Mesajı Okuyun
Old 27-11-2008, 14:51   #11
Ali Basyurt

 
Varsayılan

Sayın Alimoğlu,
Bir hakim,hiç bir zaman kanun da yer alan bir hükmü benimsemdiği için o hükmü uygulamam eğilimi gösteremez ve bu düşüncesini açıklayamaz.
Hakim ,kanunu uygulayan kişidir. kanunda yer alan bir hükmü,kendi anlayışına uygun olmadığı inancı ile kanunun kişiye tanıdığı hakları ondan esirgeyemez.
Kuşkusuz 62 maddesinin uygulanıp uygulanması hakimin takdirine bağlı bir husus olmakla beraber,bu takdir hakkı kullanılırken, gösterilen sebeplerin, makul ve makbul olması, hukuk kurallarını zedelememesi, kanunların esas amacına aykırı olmaması ve vicdanları rahatsız etmemesi,toplumsal düzenin korunması, sanığın topluma kazandırılması, ıslah amacı gibi hususların nazara alınması gerekir.

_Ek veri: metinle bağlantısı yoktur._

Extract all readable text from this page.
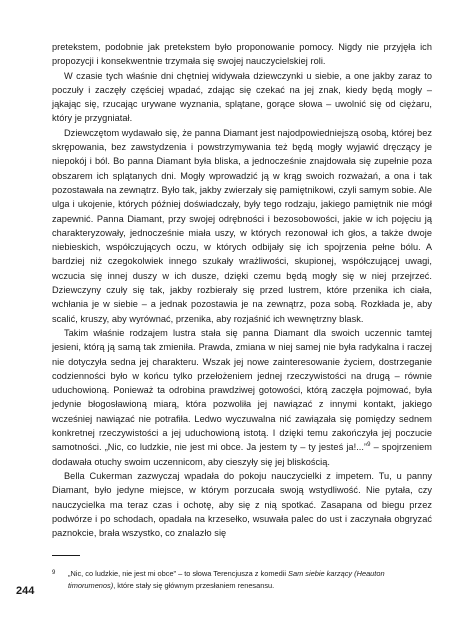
pretekstem, podobnie jak pretekstem było proponowanie pomocy. Nigdy nie przyjęła ich propozycji i konsekwentnie trzymała się swojej nauczycielskiej roli.

W czasie tych właśnie dni chętniej widywała dziewczynki u siebie, a one jakby zaraz to poczuły i zaczęły częściej wpadać, zdając się czekać na jej znak, kiedy będą mogły – jąkając się, rzucając urywane wyznania, splątane, gorące słowa – uwolnić się od ciężaru, który je przygniatał.

Dziewczętom wydawało się, że panna Diamant jest najodpowiedniejszą osobą, której bez skrępowania, bez zawstydzenia i powstrzymywania też będą mogły wyjawić dręczący je niepokój i ból. Bo panna Diamant była bliska, a jednocześnie znajdowała się zupełnie poza obszarem ich splątanych dni. Mogły wprowadzić ją w krąg swoich rozważań, a ona i tak pozostawała na zewnątrz. Było tak, jakby zwierzały się pamiętnikowi, czyli samym sobie. Ale ulga i ukojenie, których później doświadczały, były tego rodzaju, jakiego pamiętnik nie mógł zapewnić. Panna Diamant, przy swojej odrębności i bezosobowości, jakie w ich pojęciu ją charakteryzowały, jednocześnie miała uszy, w których rezonował ich głos, a także dwoje niebieskich, współczujących oczu, w których odbijały się ich spojrzenia pełne bólu. A bardziej niż czegokolwiek innego szukały wrażliwości, skupionej, współczującej uwagi, wczucia się innej duszy w ich dusze, dzięki czemu będą mogły się w niej przejrzeć. Dziewczyny czuły się tak, jakby rozbierały się przed lustrem, które przenika ich ciała, wchłania je w siebie – a jednak pozostawia je na zewnątrz, poza sobą. Rozkłada je, aby scalić, kruszy, aby wyrównać, przenika, aby rozjaśnić ich wewnętrzny blask.

Takim właśnie rodzajem lustra stała się panna Diamant dla swoich uczennic tamtej jesieni, którą ją samą tak zmieniła. Prawda, zmiana w niej samej nie była radykalna i raczej nie dotyczyła sedna jej charakteru. Wszak jej nowe zainteresowanie życiem, dostrzeganie codzienności było w końcu tylko przełożeniem jednej rzeczywistości na drugą – równie uduchowioną. Ponieważ ta odrobina prawdziwej gotowości, którą zaczęła pojmować, była jedynie błogosławioną miarą, która pozwoliła jej nawiązać z innymi kontakt, jakiego wcześniej nawiązać nie potrafiła. Ledwo wyczuwalna nić zawiązała się pomiędzy sednem konkretnej rzeczywistości a jej uduchowioną istotą. I dzięki temu zakończyła jej poczucie samotności. „Nic, co ludzkie, nie jest mi obce. Ja jestem ty – ty jesteś ja!...”$^9$ – spojrzeniem dodawała otuchy swoim uczennicom, aby cieszyły się jej bliskością.

Bella Cukerman zazwyczaj wpadała do pokoju nauczycielki z impetem. Tu, u panny Diamant, było jedyne miejsce, w którym porzucała swoją wstydliwość. Nie pytała, czy nauczycielka ma teraz czas i ochotę, aby się z nią spotkać. Zasapana od biegu przez podwórze i po schodach, opadała na krzesełko, wsuwała palec do ust i zaczynała obgryzać paznokcie, brała wszystko, co znalazło się

9 „Nic, co ludzkie, nie jest mi obce” – to słowa Terencjusza z komedii Sam siebie karzący (Heauton timorumenos), które stały się głównym przesłaniem renesansu.
244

Ceza ile adalet arasında bir denge kurulması zorunludur.
Bu düşüncelerin dışında yapılacak uygulamalar sadece keyfi davranışları çağrıştırır. keyfiliği barınamadığı yer hukuktur. Uygulamacı,kanunun ruh ve amacını göz ardı eder ve kendi anlayışını hukuka hakim kılmaya çalışırsa o yerde adaletten söz etmez mümkün olmaz. Adaletin olmadığı yer bir mezbahadan farksızdır. Hakim, şartları oluştuğu halde kanuna göre uygulanması gereken bir kuralı hiçe sayarak, kendi düşüncesini kişilerin aleyhine olabilecek biçimde kanunun önünde tutuyorsa bu anlayışıyla doğru ve kabulü mümkün bir davranışın içinde olduğu söylenemez.Kanunu ihmal etmekle görevini tam olarak yapmış biri olduğunu da iddia edemez. "Kanun benim" anlayışı ile hareket eden kişi yanılgı içine giren kişidir.
Kaldı ki anlatılana bakılınca bu maddeyi uygulamadığı zaman da kanunun kabul ettiği gerekçenin arkasına sığındığı da ileri sürülmektedir. Bu anlayış daha vahim sayılmaktadır. Mademki o 62 maddenin şartlar ne olursa olsun uygulanmasını kabul etmiyorsa ,bunu uygun bir biçimde kararında belirtmelidir. Aksi hali yargıca yakışmaz kişilerin güven duygusunu zedeler.